Se há facto indesmentível nesta fase é a existência de dificuldades reais em muitas das instituições de ensino superior. Os ex-reitores apresentam duas vias para responder à crise: repensar o financiamento; avançar para a reorganização da rede. E estas duas vias, dizem, podem e devem ser concomitantes.
No ponto relativo à reorganização da rede, há uma pergunta óbvia? Há ou não instituições a mais? “Há”, diz Virgílio Meira Soares. José Lopes da Silva também admite que sim, Adriano Pimpão não o nega, mas Sérgio Machado dos Santos é mais cauteloso. “Se tomarmos a regra, por exemplo, de uma universidade por milhão de habitantes, temos 14 universidades para 10 milhões de habitantes. Mas é preciso ver que há especificidades: duas universidades estão nas ilhas, o que é normal. Depois, há a questão da interioridade: Trás-os-Montes, para dar um exemplo, tem uma universidade muito importante para a economia local. É preciso ter cuidado com esta questão”, considera o ex-reitor da Universidade do Minho.
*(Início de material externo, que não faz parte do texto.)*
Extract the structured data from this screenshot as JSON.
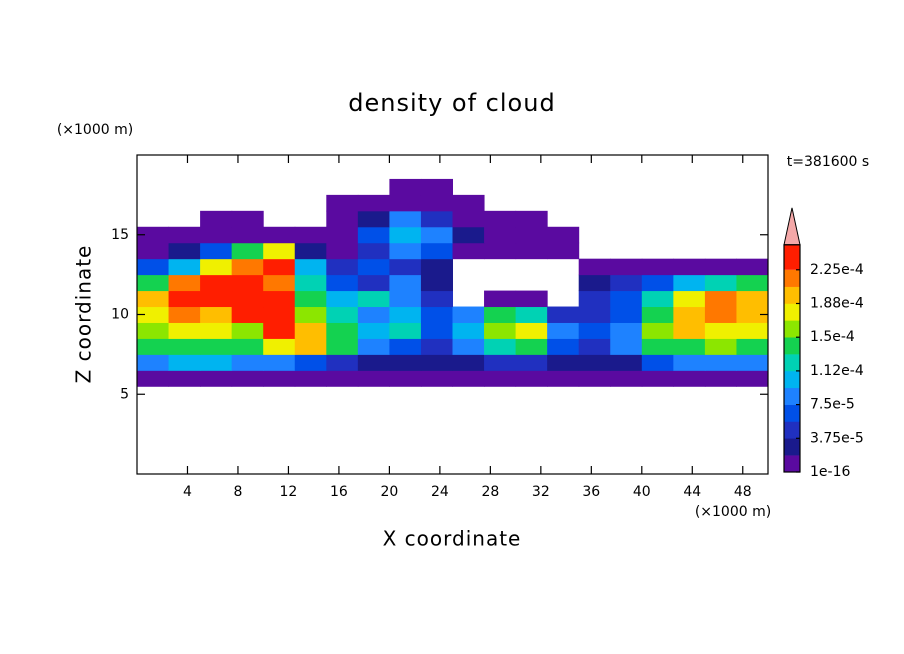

Reformule-se a questão: para racionalizar recursos, deve encerrar-se universidades? Aí, os quatro são unânimes: “não”. Pelo menos num primeiro plano, apontam a via da junção de esforços e dos consórcios. “As instituições devem unir esforços, criar consórcios e desenvolver projectos comuns. É um ponto de partida para enfrentar as questões de escala. Depois, logo se vê se é necessário partir para fusões ou para outras vias”, sustenta Adriano Pimpão.
Financiamento por objectivos
Esclarecida a questão da reorganização, a conversa flui para o financiamento. O tom é de consenso. “É preciso estabelecer objectivos de desenvolvimento gerais para o sistema, ou seja, ter uma política nacional para o ensino superior. Depois, parte-se para a contratualização de objectivos com as escolas e o financiamento será em função do cumprimento desses objectivos. Se o Governo não repensar o financiamento passo-a-passo, todas as instituições vão entrar em crise”, aponta Sérgio Machado dos Santos.
Adriano Pimpão concorda e faz uma adenda. “O Governo deve fazer isto analisando caso a caso: cada instituição tem a sua especificidade e devem ser estabelecidos contratos-programa em função disso. E os contratos devem ser plurianuais”, acrescenta Adriano Pimpão, que destaca um outro ponto. “É importante ter estabilidade. Durante os oitos anos em que fui reitor, conheci oito ministros diferentes”, realça.
Uma última questão: e porque é que as instituições e o Governo não se sentam à mesa em busca de uma plataforma de entendimento? “Sente-se muita tensão nesta fase. Mais do que tudo, penso que é preciso acalmar os ânimos e depois, aí sim, discutir os problemas”. A sugestão é de Sérgio Machado dos Santos. A ver quem a agarra.